Baykeeper made our recommendations in Pittsburg’s process of considering the WesPac Pittsburg Energy Infrastructure Project’s draft environmental impact report.
The WesPac Pittsburg Energy Infrastructure Project would modernize a facility on 125 acres along the border of Suisun Bay, a San Francisco Bay inlet. The facility would receive and store crude and partially-refined oil, transferring it later to nearby refineries. The project would reopen an oil terminal that has been shuttered for 15 years, and include 16 oil storage tanks, pipelines and a marine shipping terminal.
Before the oil facility can be approved, Pittsburg is required by California law to produce a report informing the public of any adverse environmental impacts the project may have. The report must also describe actions that the developers must take to mitigate adverse impacts.

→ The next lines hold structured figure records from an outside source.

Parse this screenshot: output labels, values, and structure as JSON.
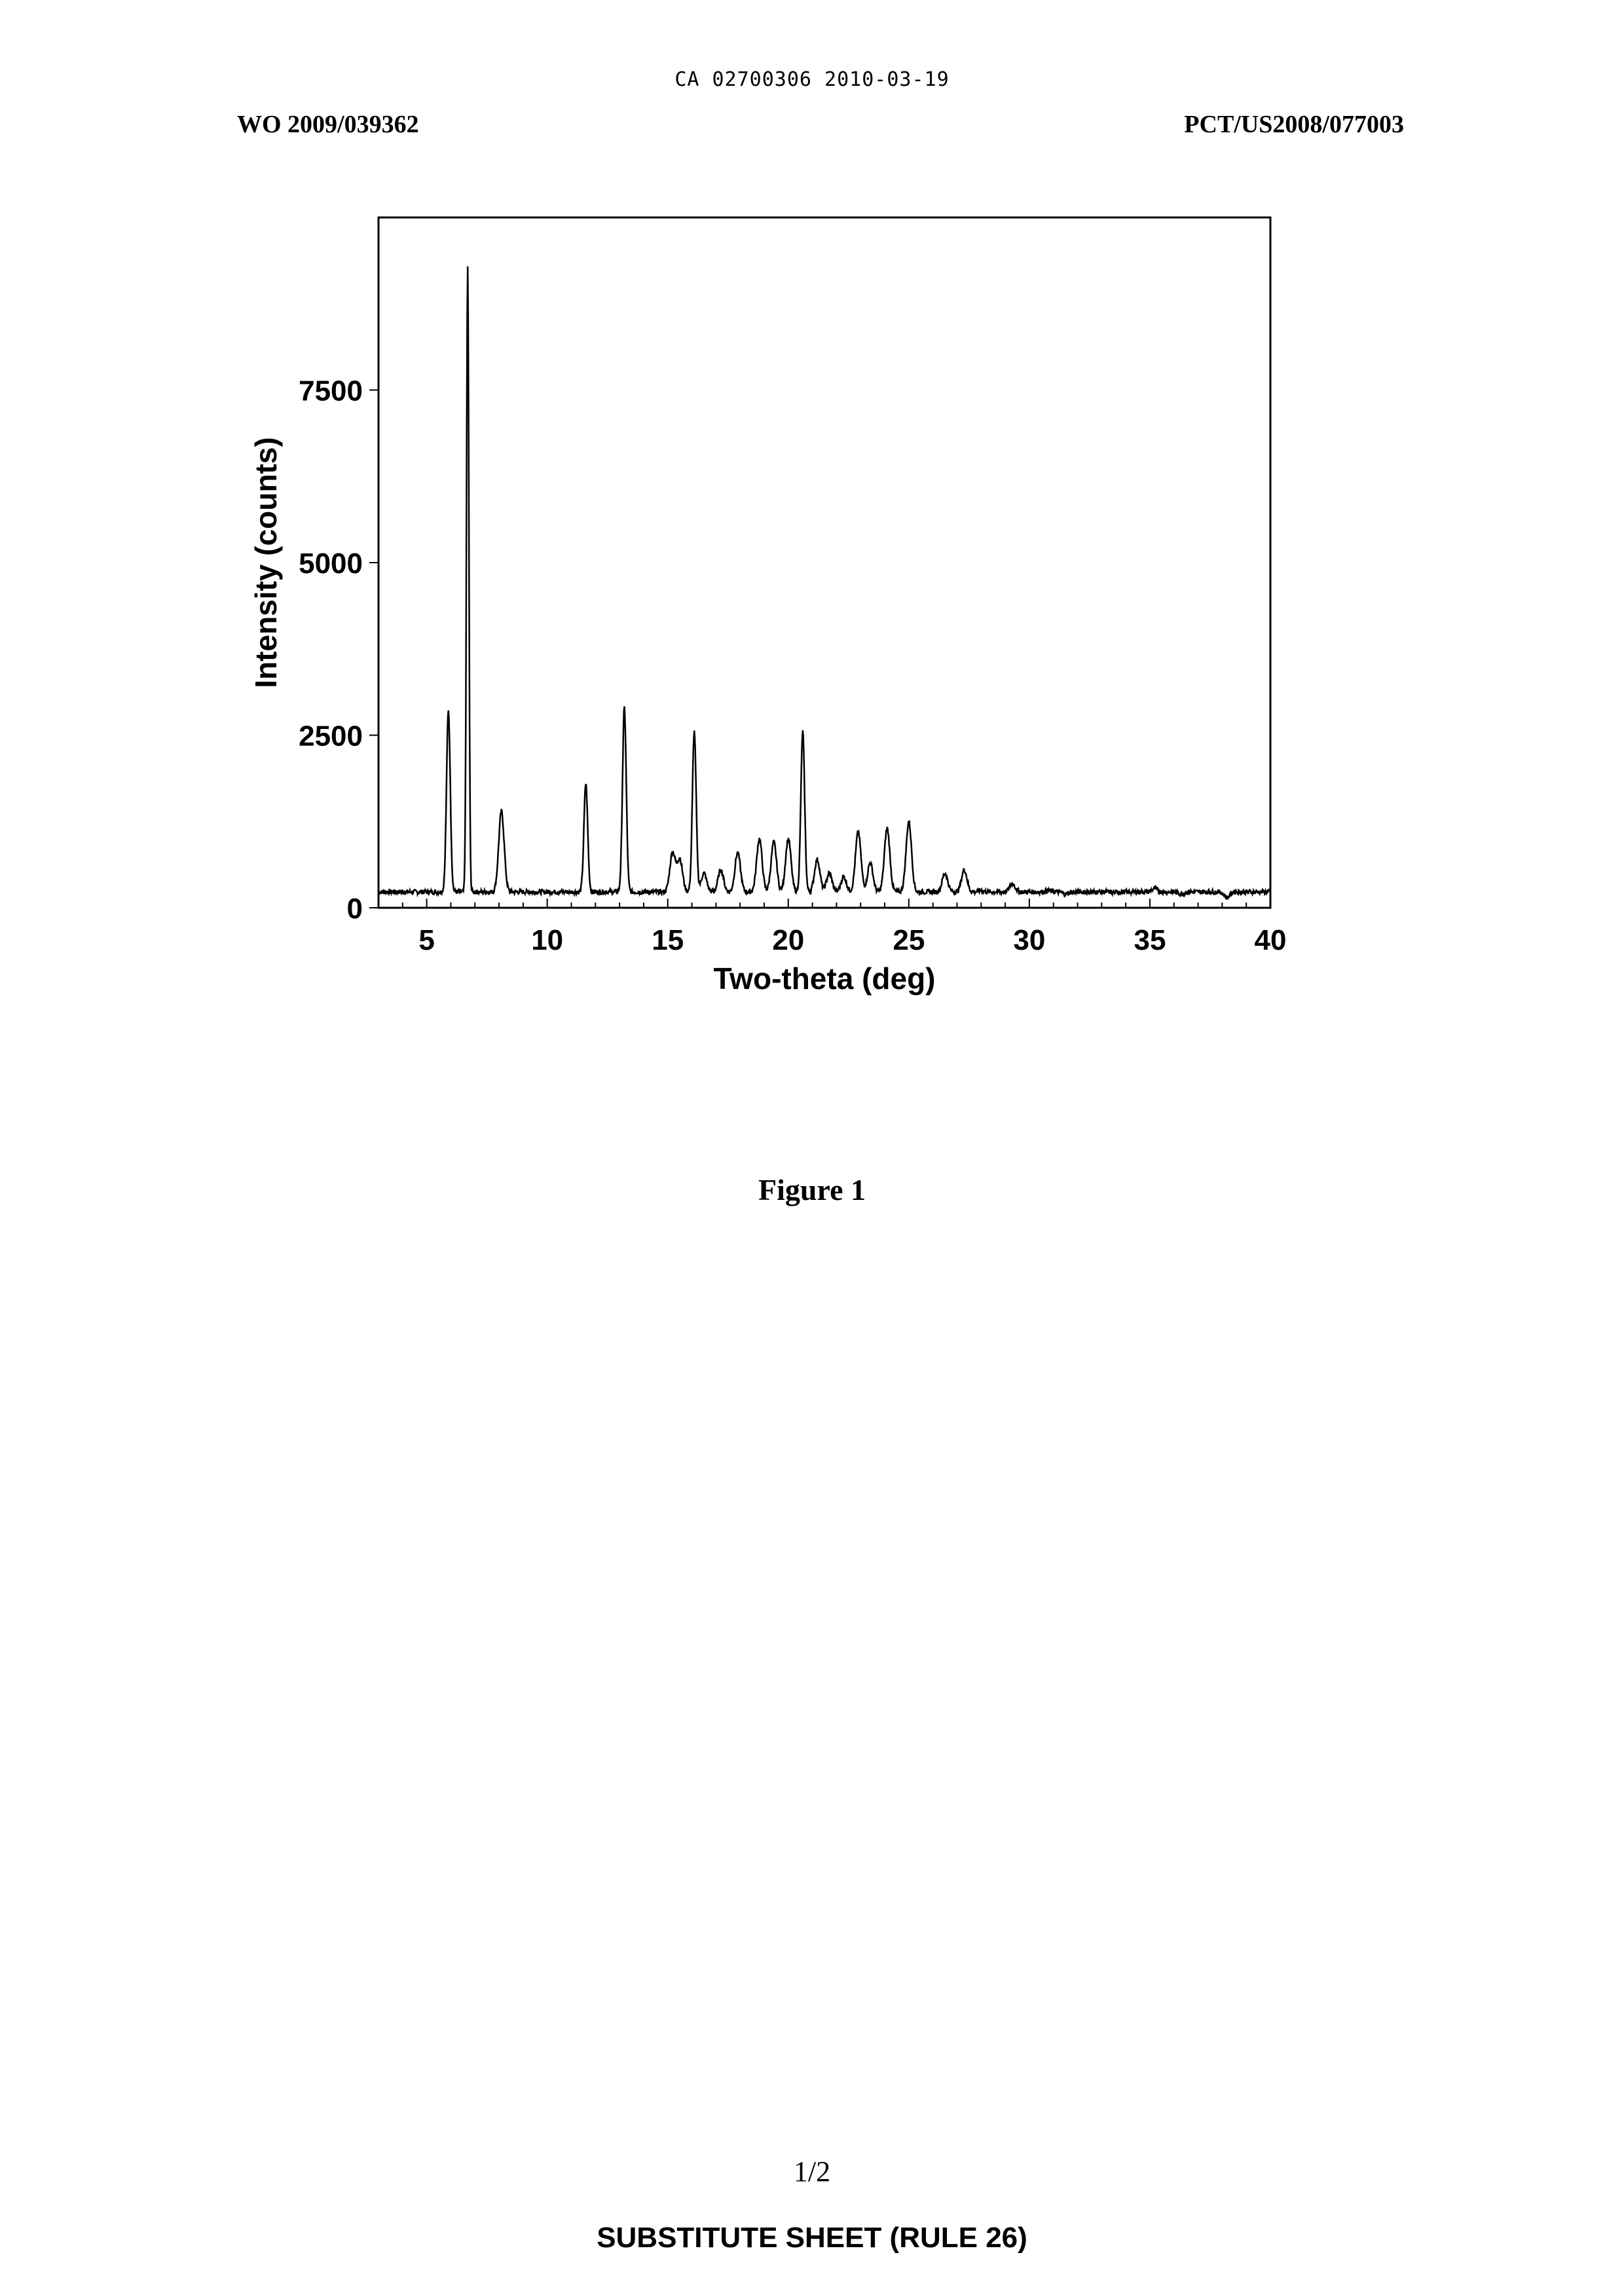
{
  "header": {
    "doc_id": "CA 02700306 2010-03-19",
    "publication": "WO 2009/039362",
    "application": "PCT/US2008/077003"
  },
  "figure_caption": "Figure 1",
  "page_number": "1/2",
  "footer": "SUBSTITUTE SHEET (RULE 26)",
  "chart_data": {
    "type": "line",
    "xlabel": "Two-theta (deg)",
    "ylabel": "Intensity (counts)",
    "xlim": [
      3,
      40
    ],
    "ylim": [
      0,
      10000
    ],
    "xticks": [
      5,
      10,
      15,
      20,
      25,
      30,
      35,
      40
    ],
    "yticks": [
      0,
      2500,
      5000,
      7500
    ],
    "grid": false,
    "baseline": 230,
    "series": [
      {
        "peaks": [
          {
            "x": 5.9,
            "y": 2850
          },
          {
            "x": 6.7,
            "y": 9300
          },
          {
            "x": 8.1,
            "y": 1400
          },
          {
            "x": 11.6,
            "y": 1800
          },
          {
            "x": 13.2,
            "y": 2900
          },
          {
            "x": 15.2,
            "y": 800
          },
          {
            "x": 15.5,
            "y": 700
          },
          {
            "x": 16.1,
            "y": 2550
          },
          {
            "x": 16.5,
            "y": 500
          },
          {
            "x": 17.2,
            "y": 550
          },
          {
            "x": 17.9,
            "y": 800
          },
          {
            "x": 18.8,
            "y": 1000
          },
          {
            "x": 19.4,
            "y": 950
          },
          {
            "x": 20.0,
            "y": 1000
          },
          {
            "x": 20.6,
            "y": 2550
          },
          {
            "x": 21.2,
            "y": 700
          },
          {
            "x": 21.7,
            "y": 500
          },
          {
            "x": 22.3,
            "y": 450
          },
          {
            "x": 22.9,
            "y": 1100
          },
          {
            "x": 23.4,
            "y": 650
          },
          {
            "x": 24.1,
            "y": 1150
          },
          {
            "x": 25.0,
            "y": 1250
          },
          {
            "x": 26.5,
            "y": 500
          },
          {
            "x": 27.3,
            "y": 550
          },
          {
            "x": 28.0,
            "y": 250
          },
          {
            "x": 29.3,
            "y": 350
          },
          {
            "x": 30.8,
            "y": 250
          },
          {
            "x": 31.5,
            "y": 200
          },
          {
            "x": 33.5,
            "y": 220
          },
          {
            "x": 35.2,
            "y": 280
          },
          {
            "x": 36.3,
            "y": 200
          },
          {
            "x": 38.2,
            "y": 150
          }
        ]
      }
    ]
  }
}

In our comments on the draft environmental impact report, Baykeeper urged Pittsburg to more accurately describe the proposed project’s pollution impacts to the Bay. We also told officials that adequate mitigation for the pollution needs to be required.
The California Energy Commission and other industry sources believe this oil facility is needed because the state increasingly relies on imported oil, but doesn’t have enough facilities that handle and store crude oil shipments. However, as currently envisioned, the WesPac facility will fail to meet the requirements of several hard-won regulations created to protect the Bay from pollution:
- Pittsburg’s environmental impact report wrongfully claims that WesPac is exempt from regulations that require them to keep polluted storm water runoff out of the Bay during the rainy season. In fact, because of the project’s size, WesPac will be required to include low impact development features that slow, filter and contain polluted runoff. As an industrial facility, the project will also be required to limit the release of toxic runoff into the Bay.

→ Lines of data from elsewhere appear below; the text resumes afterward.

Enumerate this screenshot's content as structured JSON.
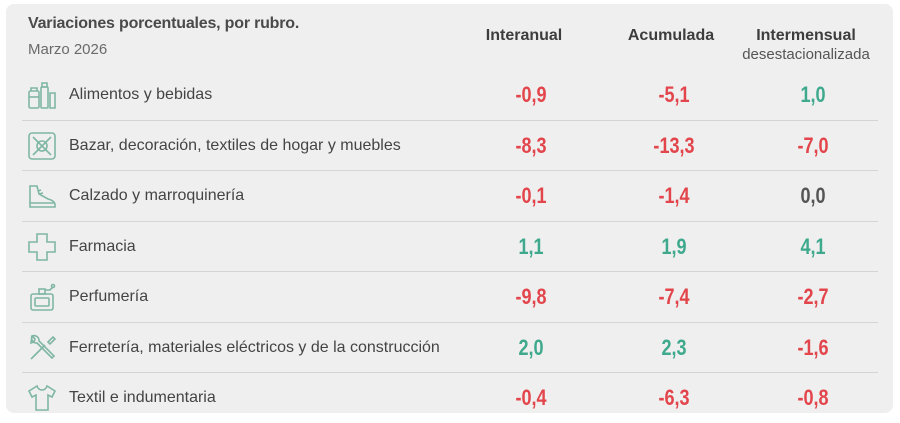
{
  "header": {
    "title": "Variaciones porcentuales, por rubro.",
    "subtitle": "Marzo 2026",
    "col1": "Interanual",
    "col2": "Acumulada",
    "col3": "Intermensual",
    "col3_sub": "desestacionalizada"
  },
  "colors": {
    "negative": "#e2454b",
    "positive": "#3ea98c",
    "neutral": "#555555",
    "icon": "#7fb6a4"
  },
  "rows": [
    {
      "icon": "grocery-icon",
      "label": "Alimentos y bebidas",
      "interanual": "-0,9",
      "acumulada": "-5,1",
      "intermensual": "1,0"
    },
    {
      "icon": "home-decor-icon",
      "label": "Bazar, decoración, textiles de hogar y muebles",
      "interanual": "-8,3",
      "acumulada": "-13,3",
      "intermensual": "-7,0"
    },
    {
      "icon": "shoe-icon",
      "label": "Calzado y marroquinería",
      "interanual": "-0,1",
      "acumulada": "-1,4",
      "intermensual": "0,0"
    },
    {
      "icon": "pharmacy-cross-icon",
      "label": "Farmacia",
      "interanual": "1,1",
      "acumulada": "1,9",
      "intermensual": "4,1"
    },
    {
      "icon": "perfume-icon",
      "label": "Perfumería",
      "interanual": "-9,8",
      "acumulada": "-7,4",
      "intermensual": "-2,7"
    },
    {
      "icon": "tools-icon",
      "label": "Ferretería, materiales eléctricos y de la construcción",
      "interanual": "2,0",
      "acumulada": "2,3",
      "intermensual": "-1,6"
    },
    {
      "icon": "tshirt-icon",
      "label": "Textil e indumentaria",
      "interanual": "-0,4",
      "acumulada": "-6,3",
      "intermensual": "-0,8"
    }
  ]
}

- The environmental impact report fails to say how WesPac will deal with the danger that an increase in ocean-going ship traffic will contaminate the Bay with more exotic species. Since the project would bring up to 18 ocean-going ships through the Bay each month, the already-severe invasion of the Bay by invasive species will only get worse.
Pittsburg officials are also failing to account for the project’s full impact on the environment. Processing more crude oil in the region—the main result of re-opening the facility—will lead to increased emissions of the greenhouse gases that cause global warming. All Bay Area refineries are a significant source of greenhouse gas emissions.
Baykeeper provided Pittsburg officials with the legal basis for requiring that the WesPac oil facility comply with all regulations requiring reduction and management of pollution. We will keep monitoring plans for this facility and advocate for the strongest possible controls to keep it from becoming a new source of contamination in Suisun Bay and San Francisco Bay.